The Philippines has taken its first concrete step toward adopting the OECD-backed Global Minimum Tax, laying the groundwork for a sweeping overhaul of how large multinational companies are taxed and signaling a new era in cross-border corporate taxation.
The Department of Finance (DOF) and the Bureau of Internal Revenue (BIR) convened the inaugural meeting of the Technical Working Group on July 7 to begin crafting the laws, regulations and administrative systems needed to implement the Global Minimum Tax (GMT), a global tax regime designed to curb profit shifting and tax avoidance by multinational corporations.
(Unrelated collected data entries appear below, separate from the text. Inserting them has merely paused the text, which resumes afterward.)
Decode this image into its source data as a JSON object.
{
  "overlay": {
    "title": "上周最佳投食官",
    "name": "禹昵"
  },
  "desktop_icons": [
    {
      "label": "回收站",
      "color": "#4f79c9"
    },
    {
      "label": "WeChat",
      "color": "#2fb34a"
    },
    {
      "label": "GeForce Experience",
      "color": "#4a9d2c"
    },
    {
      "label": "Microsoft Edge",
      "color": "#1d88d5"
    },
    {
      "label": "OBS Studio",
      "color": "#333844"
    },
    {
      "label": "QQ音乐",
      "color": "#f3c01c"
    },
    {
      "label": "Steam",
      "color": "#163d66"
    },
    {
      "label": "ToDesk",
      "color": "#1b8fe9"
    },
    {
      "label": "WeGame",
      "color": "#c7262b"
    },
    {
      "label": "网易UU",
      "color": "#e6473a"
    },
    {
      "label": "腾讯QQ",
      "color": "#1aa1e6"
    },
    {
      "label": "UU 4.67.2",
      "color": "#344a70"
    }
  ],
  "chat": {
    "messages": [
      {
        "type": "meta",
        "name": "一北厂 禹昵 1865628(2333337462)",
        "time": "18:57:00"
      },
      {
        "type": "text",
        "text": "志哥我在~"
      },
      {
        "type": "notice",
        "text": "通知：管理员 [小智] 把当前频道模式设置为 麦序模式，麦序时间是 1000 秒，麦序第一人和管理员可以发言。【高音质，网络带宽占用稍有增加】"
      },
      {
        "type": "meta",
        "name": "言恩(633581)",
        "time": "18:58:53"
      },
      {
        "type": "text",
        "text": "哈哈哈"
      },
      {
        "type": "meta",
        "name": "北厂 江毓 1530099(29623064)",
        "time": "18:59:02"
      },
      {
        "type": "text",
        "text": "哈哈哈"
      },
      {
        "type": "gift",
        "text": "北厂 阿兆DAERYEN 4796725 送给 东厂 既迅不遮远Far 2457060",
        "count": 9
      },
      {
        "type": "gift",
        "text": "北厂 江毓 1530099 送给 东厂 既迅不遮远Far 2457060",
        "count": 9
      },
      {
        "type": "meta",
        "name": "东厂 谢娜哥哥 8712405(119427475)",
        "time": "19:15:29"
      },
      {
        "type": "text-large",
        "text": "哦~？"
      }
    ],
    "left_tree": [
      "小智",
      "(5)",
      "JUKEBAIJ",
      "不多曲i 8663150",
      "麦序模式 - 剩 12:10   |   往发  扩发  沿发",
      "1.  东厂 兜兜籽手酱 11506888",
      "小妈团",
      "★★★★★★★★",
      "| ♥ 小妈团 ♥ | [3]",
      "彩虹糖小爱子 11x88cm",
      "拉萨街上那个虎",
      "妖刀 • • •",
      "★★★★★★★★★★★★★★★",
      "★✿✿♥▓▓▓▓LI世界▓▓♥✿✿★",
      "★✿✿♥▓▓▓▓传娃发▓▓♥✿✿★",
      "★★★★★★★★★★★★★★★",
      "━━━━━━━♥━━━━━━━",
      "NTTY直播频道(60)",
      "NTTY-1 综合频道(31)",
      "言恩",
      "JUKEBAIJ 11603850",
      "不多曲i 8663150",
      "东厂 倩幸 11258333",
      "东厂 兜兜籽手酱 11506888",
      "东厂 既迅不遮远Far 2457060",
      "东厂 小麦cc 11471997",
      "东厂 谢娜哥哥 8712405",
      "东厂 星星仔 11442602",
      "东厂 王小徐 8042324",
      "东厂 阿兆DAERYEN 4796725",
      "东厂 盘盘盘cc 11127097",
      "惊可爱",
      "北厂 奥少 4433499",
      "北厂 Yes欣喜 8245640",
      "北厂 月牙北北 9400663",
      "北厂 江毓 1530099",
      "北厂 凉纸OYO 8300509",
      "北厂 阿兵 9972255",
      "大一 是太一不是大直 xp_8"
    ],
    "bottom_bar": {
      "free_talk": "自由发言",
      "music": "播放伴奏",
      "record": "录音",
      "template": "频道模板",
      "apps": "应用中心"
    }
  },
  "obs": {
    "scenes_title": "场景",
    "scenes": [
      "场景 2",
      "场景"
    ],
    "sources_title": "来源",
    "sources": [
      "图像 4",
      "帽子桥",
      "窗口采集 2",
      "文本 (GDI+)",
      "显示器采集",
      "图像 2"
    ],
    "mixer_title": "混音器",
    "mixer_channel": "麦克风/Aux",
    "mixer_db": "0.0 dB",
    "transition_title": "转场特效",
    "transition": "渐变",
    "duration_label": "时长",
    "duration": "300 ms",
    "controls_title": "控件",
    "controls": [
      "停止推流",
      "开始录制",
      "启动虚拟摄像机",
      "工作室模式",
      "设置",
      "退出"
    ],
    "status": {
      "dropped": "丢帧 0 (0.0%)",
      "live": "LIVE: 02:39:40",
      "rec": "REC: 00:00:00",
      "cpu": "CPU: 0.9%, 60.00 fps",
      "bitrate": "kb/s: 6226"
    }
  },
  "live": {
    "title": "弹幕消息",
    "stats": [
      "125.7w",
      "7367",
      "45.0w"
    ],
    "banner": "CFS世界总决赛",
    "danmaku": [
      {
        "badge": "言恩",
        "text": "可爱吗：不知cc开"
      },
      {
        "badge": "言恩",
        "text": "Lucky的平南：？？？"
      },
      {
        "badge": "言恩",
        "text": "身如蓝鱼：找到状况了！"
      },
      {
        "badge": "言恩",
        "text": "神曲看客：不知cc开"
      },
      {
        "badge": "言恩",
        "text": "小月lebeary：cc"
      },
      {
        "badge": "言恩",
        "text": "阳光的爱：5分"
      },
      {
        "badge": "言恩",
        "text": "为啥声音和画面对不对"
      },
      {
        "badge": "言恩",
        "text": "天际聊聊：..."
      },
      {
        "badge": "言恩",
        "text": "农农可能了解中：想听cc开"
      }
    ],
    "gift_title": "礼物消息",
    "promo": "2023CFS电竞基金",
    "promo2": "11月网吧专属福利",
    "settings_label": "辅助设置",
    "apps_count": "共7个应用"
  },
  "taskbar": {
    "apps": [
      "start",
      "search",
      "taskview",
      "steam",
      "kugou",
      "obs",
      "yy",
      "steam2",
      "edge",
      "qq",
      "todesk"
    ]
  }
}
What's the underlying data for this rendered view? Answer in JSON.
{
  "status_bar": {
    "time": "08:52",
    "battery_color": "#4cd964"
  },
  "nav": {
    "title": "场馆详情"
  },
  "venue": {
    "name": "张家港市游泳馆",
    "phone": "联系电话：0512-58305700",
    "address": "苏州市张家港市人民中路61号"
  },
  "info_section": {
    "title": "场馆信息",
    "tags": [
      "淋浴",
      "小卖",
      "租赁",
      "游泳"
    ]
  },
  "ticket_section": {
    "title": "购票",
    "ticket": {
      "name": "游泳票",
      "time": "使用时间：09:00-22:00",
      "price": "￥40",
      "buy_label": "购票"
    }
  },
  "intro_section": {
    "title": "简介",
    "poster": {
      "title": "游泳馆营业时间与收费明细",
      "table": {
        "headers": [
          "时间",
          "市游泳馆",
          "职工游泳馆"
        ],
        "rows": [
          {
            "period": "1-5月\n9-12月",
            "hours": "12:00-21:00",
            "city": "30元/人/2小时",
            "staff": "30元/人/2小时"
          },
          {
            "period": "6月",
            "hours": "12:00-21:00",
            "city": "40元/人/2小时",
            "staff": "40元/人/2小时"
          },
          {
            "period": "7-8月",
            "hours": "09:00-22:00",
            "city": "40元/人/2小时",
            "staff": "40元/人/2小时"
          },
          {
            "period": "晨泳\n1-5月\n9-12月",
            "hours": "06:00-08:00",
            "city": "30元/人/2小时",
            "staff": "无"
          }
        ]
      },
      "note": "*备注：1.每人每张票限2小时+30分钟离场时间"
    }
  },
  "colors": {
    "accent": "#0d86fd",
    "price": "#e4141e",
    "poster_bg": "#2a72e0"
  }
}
The framework will apply to multinational enterprise groups with annual global revenues of at least EUR750 million, requiring them to pay a minimum effective tax rate of 15 percent on profits earned in the Philippines regardless of where those profits are booked.
“Our task is to thoroughly address legal, tax, administrative, and operational issues involved and ensure that key policy decisions and recommendations are thoroughly studied before they are advanced,” DOF Undersecretary Rolando T. Ligon Jr., who chairs the Technical Working Group, said.
The move aligns the Philippines with a growing list of economies implementing the OECD/G20 tax reform, which seeks to prevent multinational firms from shifting profits to low-tax jurisdictions while allowing governments to retain a fair share of corporate tax revenues.
For the Philippines, the reform could strengthen revenue collection without raising tax rates for domestic businesses, while reinforcing the country’s credibility as an investment destination operating under internationally recognized tax rules.
BIR Commissioner Charlito Martin R. Mendoza said the challenge extends beyond writing new rules.
“More than drafting legislation, the work ahead involves preparing the administrative processes, digital systems, technical capabilities, and institutional arrangements needed to implement the framework effectively and provide clear guidance to affected taxpayers,” he said.
The Technical Working Group has formed five specialized teams covering legislation, tax administration, capacity building, stakeholder engagement and post-implementation monitoring as the government seeks to balance global tax commitments with its investment competitiveness and long-term fiscal sustainability.